It’s November! And with November comes a specific milestone in my life that used to produce melancholy, but now only brings rejoicing! Yes, folks, on November 19th, 2006 I puked on a bus and laid my eating disorder at the feet of the high King.
I always second guess myself when I say that I ended my eating disorder on that day when I still struggle with anorexia to this day. For some strange reason my first instinct in reaction to stress is to starve myself. I would say it’s a survival instinct, but no. Starving yourself isn’t Darwinian by any stretch of the imagination. Regardless, I still claim that day as a day of victory for one fact and one alone: That was the day that Jesus conquered my sin and became Lord of that area of my life. Do I covet his lordship and try to take it back? Absolutely. Does my sin and disobedience make him any less Lord? Never.
The months that followed that fateful night were hard, to say the least. I think I’ve recounted this numerous times on this here bloggasaurus, but I never really get tired of sharing God’s work in my life, so I’m going to reiterate. November 20th, 2006 was the day that Satan started attacking me. By God’s grace I was given discernment between the voice of God and the voice of Satan. Without this maybe I would have taken the pills. For what felt like months the devil whispered in my ear “This isn’t worth it. You’re worthless. The only way to make the pain go away is to end your life.”

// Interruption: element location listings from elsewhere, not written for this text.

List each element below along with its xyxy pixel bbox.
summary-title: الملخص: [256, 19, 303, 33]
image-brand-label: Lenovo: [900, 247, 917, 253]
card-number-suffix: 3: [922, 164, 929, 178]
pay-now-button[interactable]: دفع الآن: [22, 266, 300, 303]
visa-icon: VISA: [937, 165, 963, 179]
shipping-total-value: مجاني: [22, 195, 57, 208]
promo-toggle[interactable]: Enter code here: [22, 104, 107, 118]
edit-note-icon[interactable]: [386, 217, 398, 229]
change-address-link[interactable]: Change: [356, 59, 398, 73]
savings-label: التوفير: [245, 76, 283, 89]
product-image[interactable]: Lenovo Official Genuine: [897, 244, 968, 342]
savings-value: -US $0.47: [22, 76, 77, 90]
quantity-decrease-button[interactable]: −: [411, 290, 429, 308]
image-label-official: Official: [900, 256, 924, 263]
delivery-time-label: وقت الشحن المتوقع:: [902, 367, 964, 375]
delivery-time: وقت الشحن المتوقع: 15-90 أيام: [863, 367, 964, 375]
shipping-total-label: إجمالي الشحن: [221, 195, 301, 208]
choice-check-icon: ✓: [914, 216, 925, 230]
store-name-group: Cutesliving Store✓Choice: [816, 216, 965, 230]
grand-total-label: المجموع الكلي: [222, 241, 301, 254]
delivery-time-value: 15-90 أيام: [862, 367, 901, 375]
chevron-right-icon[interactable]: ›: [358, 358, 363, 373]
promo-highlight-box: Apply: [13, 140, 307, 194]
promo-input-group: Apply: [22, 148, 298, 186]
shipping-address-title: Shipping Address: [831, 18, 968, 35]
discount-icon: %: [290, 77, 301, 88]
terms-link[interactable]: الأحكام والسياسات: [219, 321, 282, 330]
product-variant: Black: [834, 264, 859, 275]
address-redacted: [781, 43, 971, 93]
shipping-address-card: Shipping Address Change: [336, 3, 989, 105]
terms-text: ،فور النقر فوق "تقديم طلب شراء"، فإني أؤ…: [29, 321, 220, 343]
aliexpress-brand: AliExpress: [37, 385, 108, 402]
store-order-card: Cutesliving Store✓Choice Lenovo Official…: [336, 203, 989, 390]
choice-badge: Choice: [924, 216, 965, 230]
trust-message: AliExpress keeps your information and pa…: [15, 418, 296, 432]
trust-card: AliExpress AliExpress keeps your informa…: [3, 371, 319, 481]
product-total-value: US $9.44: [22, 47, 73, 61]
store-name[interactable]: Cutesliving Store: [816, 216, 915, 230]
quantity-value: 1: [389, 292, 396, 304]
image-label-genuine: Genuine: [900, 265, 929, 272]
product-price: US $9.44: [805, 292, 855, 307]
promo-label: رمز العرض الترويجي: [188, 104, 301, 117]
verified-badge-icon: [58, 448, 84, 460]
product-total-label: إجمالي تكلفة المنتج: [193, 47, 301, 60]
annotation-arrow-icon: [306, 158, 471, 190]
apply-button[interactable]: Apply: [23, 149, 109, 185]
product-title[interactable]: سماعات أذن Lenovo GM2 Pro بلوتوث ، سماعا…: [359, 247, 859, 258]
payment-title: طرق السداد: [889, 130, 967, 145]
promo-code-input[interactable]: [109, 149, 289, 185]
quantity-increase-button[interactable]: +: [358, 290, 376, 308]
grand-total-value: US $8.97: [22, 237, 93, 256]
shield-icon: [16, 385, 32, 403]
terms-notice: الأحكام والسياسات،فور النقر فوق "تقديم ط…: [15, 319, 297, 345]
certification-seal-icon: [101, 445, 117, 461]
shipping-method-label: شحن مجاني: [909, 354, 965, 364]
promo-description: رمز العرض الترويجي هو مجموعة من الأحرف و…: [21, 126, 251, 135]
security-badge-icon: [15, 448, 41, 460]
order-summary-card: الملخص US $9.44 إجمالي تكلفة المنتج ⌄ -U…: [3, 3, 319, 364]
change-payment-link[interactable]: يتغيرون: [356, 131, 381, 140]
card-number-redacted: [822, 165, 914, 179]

For all of you recovering anorexics out there maybe you can relate to the pain I’m talking about. Aside from the obvious emotional pain that was happening in my life, there was the “I haven’t eaten this much in years, but I’m so hungry” pain. It’s like the discomfort of eating too much at a buffet amplified by a thousand. It’s the pain that makes you want to throw up in the slight hope that it might alleviate the pressure.

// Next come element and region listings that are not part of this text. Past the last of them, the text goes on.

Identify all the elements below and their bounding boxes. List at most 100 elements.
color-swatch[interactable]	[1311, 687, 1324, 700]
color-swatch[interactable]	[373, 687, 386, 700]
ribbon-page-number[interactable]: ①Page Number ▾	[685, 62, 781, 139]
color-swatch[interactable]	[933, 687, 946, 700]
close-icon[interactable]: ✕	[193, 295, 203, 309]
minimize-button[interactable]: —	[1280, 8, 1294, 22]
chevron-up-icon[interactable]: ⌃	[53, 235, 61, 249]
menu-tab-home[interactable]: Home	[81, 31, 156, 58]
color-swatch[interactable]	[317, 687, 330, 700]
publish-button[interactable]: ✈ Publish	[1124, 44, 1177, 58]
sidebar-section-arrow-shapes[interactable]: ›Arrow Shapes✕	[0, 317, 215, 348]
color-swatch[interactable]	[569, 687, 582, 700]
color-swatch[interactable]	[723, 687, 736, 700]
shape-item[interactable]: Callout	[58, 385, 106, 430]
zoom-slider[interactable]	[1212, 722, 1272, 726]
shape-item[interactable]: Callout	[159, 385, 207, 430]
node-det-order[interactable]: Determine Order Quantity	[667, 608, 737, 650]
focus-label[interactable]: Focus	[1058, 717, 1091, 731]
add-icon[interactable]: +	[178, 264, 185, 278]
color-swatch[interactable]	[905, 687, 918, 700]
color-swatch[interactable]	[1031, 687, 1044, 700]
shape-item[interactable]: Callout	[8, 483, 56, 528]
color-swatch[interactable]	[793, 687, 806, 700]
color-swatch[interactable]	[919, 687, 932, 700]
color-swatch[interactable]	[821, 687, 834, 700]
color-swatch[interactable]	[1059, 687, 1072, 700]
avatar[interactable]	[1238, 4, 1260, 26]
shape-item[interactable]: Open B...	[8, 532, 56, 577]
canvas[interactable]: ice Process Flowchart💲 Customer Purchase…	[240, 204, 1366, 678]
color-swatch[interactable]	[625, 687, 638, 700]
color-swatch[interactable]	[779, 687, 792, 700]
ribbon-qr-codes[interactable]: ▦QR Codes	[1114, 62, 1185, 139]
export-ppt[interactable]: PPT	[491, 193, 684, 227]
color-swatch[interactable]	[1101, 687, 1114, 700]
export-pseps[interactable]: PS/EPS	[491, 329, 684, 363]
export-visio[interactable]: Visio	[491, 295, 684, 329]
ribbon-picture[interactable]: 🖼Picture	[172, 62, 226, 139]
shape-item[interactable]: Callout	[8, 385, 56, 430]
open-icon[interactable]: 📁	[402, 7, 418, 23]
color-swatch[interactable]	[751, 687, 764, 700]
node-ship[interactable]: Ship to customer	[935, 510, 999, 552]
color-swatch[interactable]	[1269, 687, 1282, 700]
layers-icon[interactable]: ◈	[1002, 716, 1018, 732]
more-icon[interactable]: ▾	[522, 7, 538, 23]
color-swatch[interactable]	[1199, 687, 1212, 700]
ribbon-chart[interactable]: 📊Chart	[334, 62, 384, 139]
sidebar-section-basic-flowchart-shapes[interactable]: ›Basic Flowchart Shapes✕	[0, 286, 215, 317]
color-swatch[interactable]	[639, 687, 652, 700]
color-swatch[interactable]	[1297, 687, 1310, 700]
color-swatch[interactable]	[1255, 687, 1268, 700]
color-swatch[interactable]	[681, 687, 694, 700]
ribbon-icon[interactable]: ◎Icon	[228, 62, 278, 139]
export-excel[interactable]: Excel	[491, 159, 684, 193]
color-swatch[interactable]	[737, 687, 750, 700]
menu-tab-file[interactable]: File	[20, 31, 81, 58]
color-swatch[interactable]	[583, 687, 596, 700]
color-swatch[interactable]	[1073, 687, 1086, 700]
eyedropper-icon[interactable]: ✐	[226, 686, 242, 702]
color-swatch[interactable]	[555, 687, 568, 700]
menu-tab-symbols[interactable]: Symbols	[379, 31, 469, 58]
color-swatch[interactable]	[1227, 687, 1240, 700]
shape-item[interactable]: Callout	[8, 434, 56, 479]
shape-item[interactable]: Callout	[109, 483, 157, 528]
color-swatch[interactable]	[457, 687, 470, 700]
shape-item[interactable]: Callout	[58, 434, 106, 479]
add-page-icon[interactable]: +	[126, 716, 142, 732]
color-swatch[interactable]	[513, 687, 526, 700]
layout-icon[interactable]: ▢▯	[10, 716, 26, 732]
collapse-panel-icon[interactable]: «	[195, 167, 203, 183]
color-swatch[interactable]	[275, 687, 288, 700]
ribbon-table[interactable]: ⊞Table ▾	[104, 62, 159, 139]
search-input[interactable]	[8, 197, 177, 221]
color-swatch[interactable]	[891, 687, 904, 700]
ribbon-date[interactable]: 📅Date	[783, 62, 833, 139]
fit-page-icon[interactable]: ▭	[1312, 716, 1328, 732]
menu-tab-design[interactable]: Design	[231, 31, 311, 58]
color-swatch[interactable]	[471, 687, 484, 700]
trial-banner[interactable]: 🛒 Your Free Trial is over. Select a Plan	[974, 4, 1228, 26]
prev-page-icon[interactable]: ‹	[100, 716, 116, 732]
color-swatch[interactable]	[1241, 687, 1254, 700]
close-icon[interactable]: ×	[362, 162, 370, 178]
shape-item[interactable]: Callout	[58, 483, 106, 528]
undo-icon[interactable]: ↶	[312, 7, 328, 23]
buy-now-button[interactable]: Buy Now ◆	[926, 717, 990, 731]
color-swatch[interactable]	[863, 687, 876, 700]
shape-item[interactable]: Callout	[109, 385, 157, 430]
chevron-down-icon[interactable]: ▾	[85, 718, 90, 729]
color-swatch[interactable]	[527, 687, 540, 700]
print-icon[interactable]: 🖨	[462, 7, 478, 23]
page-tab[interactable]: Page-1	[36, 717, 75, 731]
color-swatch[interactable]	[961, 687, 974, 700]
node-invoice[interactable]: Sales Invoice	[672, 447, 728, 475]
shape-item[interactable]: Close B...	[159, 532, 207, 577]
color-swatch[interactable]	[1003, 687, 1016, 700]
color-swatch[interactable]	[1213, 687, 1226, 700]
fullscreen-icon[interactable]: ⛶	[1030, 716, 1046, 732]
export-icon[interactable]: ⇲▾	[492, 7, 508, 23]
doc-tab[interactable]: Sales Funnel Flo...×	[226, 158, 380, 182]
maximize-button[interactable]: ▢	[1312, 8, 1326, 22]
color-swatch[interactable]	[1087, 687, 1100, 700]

So night after night I would lie in the fetal position on my bed, the devil whispering in one ear and my savior whispering in the other. Satan telling me “You’re worthless.” and my heavenly father telling me “You are so valuable, I have so much planned for you.”
In my anguish I turned to reading through the Psalms over and over again. Psalms 40 became my daily reading.

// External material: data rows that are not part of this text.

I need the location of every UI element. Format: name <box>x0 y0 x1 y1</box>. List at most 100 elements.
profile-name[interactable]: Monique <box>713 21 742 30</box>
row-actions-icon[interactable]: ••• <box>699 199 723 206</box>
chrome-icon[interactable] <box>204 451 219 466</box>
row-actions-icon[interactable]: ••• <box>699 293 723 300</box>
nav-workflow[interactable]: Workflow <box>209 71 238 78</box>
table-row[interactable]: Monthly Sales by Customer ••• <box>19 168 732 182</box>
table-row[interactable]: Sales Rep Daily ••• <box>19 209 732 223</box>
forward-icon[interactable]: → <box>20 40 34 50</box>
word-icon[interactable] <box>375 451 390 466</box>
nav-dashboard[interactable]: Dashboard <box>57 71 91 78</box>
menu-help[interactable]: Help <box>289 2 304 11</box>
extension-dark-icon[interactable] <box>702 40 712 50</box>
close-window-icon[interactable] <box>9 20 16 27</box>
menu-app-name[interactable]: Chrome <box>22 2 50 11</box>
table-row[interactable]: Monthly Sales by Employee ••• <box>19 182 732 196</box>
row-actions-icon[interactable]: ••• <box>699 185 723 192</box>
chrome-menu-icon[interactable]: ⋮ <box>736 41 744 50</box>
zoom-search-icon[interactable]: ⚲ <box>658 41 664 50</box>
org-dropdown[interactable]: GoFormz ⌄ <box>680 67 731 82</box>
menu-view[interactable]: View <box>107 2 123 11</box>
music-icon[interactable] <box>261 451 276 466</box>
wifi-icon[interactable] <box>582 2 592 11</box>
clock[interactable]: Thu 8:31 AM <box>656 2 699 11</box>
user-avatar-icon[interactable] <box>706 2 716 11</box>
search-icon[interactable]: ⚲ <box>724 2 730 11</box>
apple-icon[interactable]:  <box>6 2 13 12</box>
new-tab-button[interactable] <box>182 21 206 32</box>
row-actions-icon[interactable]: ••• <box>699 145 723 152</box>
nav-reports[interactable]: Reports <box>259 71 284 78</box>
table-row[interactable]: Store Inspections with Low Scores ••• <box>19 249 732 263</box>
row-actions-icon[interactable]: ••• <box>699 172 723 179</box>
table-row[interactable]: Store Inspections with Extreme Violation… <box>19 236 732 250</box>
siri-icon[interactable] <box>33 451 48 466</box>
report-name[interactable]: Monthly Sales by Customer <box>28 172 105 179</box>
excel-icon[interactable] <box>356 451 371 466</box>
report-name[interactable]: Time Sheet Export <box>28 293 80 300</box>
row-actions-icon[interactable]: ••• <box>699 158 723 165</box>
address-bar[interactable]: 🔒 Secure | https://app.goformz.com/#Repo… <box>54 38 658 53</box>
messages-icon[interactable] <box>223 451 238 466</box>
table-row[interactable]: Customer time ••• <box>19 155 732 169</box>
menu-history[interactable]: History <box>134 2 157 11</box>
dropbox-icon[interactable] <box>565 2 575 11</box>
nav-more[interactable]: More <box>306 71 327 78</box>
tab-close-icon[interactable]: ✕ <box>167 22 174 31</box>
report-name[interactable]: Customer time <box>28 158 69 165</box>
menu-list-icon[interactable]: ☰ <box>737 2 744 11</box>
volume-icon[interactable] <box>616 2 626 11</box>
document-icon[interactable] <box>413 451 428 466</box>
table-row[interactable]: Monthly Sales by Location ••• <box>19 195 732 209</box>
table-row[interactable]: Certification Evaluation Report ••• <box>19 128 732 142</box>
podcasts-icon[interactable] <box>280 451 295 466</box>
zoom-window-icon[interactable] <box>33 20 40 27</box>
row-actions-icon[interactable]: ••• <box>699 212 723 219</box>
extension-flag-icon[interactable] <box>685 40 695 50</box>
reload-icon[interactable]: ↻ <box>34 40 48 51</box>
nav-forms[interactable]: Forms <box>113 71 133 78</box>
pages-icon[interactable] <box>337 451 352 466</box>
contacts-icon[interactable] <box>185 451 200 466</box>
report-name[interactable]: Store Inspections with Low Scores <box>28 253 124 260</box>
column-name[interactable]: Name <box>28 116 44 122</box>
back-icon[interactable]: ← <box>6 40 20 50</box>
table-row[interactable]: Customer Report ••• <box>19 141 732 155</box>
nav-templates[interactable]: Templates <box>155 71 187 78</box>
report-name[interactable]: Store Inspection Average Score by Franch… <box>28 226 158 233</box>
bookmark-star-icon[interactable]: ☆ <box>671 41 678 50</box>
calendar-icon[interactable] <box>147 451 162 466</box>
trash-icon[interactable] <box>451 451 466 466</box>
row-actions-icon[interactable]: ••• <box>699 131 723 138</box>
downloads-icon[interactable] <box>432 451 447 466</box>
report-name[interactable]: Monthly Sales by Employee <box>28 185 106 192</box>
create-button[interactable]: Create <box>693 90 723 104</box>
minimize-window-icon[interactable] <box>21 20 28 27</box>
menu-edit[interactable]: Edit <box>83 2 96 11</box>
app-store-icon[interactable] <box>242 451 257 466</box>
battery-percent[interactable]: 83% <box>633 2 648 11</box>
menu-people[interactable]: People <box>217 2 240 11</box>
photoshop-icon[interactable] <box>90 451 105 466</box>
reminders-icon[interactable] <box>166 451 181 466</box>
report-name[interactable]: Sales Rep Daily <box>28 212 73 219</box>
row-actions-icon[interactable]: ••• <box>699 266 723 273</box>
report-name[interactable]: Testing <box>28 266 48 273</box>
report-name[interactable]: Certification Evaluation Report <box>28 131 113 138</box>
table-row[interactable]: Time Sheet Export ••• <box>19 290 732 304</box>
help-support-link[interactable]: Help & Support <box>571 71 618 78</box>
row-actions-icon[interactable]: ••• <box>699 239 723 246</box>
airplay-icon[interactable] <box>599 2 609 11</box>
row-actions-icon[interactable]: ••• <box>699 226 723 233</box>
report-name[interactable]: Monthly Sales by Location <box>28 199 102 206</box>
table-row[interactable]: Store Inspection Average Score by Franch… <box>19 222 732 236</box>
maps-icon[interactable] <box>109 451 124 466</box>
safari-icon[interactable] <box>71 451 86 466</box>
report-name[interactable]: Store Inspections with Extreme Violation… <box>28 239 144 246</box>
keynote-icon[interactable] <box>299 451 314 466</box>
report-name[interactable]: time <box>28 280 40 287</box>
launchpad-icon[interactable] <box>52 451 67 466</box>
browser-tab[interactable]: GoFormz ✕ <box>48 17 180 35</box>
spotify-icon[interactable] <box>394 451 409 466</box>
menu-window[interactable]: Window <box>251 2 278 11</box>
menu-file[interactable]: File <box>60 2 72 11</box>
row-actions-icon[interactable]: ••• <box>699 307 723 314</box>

1 I waited patiently for the Lord;
he turned to me and heard my cry.
2 He lifted me out of the slimy pit,
out of the mud and mire;
he set my feet on a rock
and gave me a firm place to stand.
3 He put a new song in my mouth,
a hymn of praise to our God.
Many will see and fear the Lord
and put their trust in him.
I cried out to God and this passage gave me confidence that not only did He hear me, but that he was going to pull me out of it.
As I grew in my faith and relationship with God the spiritual warfare didn’t lessen. If anything it grew worse, but my attitude was completely different.
The harder Satan tried to get me to end my life, the more I realized how important I am to God.
“I must be so important to God that the devil hates me this much. God must really have big things in store for me since Satan is trying so hard to kill me.”
On a day not long afterward God met me during a worship service. I rushed to a closet to meet with my God, and there He wooed me. He said “Grace I have a plan. You are so important. Will you do it.”
and like a fool I asked “God how big is this? How much of me do you want?”
God’s response “Dream your biggest dream, my plan for you is bigger. Give me everything. Totally surrender to me.”
And that’s how I got the name for my original blog.